違う。テニスをやるから両立させていただけ。

 

 

 

 

 

 

 

 

何も・・・・残らない?

 

 

 

 

 

一番望まない答えだったが、一番しっくりする答え。

 

 

俺からテニスを取ったら、何も残らない。

 

 

 

 

 

 

 

「テニス、したいなあ。」

 

 

 

 

 

酷いよ。

 

 

神様。

 

 

俺からすべてを奪ってくなんて。

 

 

 

 

 

 

「黄色いボールとラケットそれが俺の唯一の武器だったのに。

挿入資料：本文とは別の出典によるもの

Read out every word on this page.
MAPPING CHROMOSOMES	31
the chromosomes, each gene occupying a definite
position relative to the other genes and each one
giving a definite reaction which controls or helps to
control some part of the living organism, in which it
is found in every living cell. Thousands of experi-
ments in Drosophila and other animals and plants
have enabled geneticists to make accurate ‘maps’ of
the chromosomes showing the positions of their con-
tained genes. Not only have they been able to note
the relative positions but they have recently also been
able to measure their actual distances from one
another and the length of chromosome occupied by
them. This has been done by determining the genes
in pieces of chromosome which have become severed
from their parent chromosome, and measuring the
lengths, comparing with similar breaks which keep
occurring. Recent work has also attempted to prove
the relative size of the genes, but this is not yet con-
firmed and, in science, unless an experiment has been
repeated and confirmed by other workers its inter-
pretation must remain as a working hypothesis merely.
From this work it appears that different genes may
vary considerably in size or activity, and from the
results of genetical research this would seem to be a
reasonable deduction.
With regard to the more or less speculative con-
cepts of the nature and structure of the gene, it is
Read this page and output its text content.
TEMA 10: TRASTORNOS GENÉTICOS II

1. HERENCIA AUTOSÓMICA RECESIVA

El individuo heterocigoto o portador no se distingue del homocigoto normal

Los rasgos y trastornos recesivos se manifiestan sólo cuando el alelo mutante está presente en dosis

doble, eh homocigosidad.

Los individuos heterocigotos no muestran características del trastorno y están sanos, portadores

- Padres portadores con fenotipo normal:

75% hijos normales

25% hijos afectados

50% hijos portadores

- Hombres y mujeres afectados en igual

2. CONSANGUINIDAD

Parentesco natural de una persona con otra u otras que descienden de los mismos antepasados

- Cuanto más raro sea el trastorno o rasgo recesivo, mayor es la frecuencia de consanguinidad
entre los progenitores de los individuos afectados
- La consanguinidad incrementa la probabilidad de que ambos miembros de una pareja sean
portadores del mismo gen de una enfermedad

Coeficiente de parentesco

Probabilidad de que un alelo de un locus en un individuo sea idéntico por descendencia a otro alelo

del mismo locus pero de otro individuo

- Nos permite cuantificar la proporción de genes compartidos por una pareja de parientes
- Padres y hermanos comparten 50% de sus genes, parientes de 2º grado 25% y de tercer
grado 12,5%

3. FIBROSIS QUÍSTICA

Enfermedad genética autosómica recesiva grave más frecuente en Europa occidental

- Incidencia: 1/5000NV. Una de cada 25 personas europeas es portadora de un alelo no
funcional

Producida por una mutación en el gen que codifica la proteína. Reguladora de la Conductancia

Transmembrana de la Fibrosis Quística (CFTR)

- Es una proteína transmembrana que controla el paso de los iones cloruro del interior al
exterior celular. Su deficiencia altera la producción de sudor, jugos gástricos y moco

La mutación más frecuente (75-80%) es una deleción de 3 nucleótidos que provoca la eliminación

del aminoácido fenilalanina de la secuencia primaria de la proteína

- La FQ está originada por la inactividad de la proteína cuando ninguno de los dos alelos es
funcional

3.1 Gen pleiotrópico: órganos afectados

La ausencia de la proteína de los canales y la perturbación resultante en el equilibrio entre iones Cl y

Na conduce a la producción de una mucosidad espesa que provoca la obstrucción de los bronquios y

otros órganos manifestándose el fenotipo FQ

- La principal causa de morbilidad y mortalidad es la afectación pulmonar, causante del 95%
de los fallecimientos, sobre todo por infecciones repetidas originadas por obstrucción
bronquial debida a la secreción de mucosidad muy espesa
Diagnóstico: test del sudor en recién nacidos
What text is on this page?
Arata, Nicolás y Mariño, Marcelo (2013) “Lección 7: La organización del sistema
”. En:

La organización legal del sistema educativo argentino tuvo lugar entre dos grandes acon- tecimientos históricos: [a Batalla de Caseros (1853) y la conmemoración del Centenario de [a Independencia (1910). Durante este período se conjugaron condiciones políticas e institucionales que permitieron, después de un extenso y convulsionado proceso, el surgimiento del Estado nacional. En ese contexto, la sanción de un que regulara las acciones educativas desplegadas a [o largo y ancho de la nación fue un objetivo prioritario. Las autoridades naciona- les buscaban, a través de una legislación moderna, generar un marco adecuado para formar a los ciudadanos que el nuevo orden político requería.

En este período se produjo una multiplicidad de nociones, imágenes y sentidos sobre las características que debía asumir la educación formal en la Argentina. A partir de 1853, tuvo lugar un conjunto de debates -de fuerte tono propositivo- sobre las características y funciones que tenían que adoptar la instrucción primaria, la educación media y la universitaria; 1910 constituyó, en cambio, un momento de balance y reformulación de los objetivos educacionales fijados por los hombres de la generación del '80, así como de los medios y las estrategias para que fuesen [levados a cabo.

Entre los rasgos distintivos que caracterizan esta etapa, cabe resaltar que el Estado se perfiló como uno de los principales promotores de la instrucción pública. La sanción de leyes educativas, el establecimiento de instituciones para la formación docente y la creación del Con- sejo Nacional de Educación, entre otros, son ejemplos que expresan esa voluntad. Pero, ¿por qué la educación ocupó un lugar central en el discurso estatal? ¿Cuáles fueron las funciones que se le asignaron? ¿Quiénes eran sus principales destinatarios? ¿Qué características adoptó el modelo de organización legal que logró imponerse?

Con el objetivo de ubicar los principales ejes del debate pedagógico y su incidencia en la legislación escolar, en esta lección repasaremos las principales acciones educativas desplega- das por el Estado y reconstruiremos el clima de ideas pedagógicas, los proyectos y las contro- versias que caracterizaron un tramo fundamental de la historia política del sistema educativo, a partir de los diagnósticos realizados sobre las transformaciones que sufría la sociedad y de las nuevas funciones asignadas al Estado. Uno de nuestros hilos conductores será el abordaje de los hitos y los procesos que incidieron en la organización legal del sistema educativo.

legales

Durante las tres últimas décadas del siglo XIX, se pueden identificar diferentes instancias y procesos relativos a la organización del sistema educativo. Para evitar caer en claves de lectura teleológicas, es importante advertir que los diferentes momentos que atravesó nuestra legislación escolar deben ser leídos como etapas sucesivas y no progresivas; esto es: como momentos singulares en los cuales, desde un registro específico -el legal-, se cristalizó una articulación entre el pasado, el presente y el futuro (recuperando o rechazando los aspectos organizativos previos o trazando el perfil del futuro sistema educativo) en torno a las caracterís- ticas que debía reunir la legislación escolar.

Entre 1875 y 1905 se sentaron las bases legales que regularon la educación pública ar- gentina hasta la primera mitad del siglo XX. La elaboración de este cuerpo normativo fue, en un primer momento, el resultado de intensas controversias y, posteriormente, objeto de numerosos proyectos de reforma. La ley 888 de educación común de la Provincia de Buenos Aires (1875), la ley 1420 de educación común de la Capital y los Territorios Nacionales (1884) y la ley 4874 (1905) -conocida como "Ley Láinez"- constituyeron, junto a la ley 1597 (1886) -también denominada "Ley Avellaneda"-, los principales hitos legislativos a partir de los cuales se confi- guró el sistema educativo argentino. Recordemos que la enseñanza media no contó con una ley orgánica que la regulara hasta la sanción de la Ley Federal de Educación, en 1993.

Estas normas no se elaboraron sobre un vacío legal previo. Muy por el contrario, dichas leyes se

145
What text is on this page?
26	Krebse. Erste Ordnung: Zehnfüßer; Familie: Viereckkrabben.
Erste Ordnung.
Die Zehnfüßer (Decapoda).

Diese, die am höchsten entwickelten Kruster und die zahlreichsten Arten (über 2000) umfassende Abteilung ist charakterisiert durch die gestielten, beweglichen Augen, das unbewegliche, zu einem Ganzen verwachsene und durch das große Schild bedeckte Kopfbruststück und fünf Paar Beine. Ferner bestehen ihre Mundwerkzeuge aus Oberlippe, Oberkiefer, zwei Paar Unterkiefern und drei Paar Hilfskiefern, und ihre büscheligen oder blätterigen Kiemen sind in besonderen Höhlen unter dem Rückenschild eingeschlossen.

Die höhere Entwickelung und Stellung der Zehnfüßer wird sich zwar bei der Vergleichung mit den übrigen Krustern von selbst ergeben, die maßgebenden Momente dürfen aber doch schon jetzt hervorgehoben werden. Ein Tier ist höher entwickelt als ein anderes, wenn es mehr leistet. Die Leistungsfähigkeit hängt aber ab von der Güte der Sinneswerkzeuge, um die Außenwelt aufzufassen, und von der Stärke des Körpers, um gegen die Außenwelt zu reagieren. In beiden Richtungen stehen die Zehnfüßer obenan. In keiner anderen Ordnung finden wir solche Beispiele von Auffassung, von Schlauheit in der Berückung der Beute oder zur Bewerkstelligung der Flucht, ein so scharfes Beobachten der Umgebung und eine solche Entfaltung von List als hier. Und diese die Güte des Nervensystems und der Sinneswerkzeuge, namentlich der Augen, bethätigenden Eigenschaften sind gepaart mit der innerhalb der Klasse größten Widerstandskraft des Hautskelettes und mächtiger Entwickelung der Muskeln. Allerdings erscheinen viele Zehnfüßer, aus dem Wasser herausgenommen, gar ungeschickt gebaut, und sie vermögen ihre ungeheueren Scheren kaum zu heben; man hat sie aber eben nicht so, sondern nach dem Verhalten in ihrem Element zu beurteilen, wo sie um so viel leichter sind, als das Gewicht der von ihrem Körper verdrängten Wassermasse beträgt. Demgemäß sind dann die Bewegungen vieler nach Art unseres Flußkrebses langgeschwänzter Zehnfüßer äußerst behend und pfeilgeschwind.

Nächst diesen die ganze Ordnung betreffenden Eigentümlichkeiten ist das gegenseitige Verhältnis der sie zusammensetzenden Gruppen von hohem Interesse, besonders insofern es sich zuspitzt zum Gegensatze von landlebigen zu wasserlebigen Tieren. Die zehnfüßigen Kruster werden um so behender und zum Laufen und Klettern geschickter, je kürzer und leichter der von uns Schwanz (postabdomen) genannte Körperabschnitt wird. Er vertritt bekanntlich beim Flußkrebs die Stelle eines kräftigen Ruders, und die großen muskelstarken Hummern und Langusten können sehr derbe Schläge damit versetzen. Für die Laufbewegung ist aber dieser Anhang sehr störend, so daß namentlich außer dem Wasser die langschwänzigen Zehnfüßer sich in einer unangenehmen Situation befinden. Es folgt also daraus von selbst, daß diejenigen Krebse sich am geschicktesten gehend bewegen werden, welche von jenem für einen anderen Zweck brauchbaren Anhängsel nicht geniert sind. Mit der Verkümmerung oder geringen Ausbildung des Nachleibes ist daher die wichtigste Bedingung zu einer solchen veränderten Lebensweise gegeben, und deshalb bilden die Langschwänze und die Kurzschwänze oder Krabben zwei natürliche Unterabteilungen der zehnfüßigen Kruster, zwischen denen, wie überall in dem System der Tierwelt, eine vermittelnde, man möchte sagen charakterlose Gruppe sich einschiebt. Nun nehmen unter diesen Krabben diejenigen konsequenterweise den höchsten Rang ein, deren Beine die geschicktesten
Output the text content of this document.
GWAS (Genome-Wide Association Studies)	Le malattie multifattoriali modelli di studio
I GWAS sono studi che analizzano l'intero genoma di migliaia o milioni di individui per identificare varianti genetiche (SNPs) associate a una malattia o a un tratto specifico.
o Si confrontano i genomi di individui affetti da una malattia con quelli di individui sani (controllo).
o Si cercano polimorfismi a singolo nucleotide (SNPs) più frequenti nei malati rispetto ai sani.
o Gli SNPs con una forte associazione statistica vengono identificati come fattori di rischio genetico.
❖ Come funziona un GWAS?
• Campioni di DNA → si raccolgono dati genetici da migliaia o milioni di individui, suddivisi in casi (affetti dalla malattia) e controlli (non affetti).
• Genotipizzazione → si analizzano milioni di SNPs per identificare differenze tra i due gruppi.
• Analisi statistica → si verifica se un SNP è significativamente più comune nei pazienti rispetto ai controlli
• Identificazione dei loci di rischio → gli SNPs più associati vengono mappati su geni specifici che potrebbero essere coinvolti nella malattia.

」

 

 

 

無力な俺は、このゲームにお似合いだ。

 

 

 

 

 

 

 

*後書き*

悩みました。

誰にしようか、どのようなシチュエーションにしようか・・。

唯一の武器、というからには全国レベルに強い人じゃないと、と思い候補は橘・手塚あたりも挙がっていましたが結局幸村にしました。

自分のすべてと思っていたものが突然なくなってしまう・・・物凄い喪失感だなと思いながら書きました。

無駄に長いストーリーでまとまりがないものになってしまいましたが、お読みいただきありがとうございました。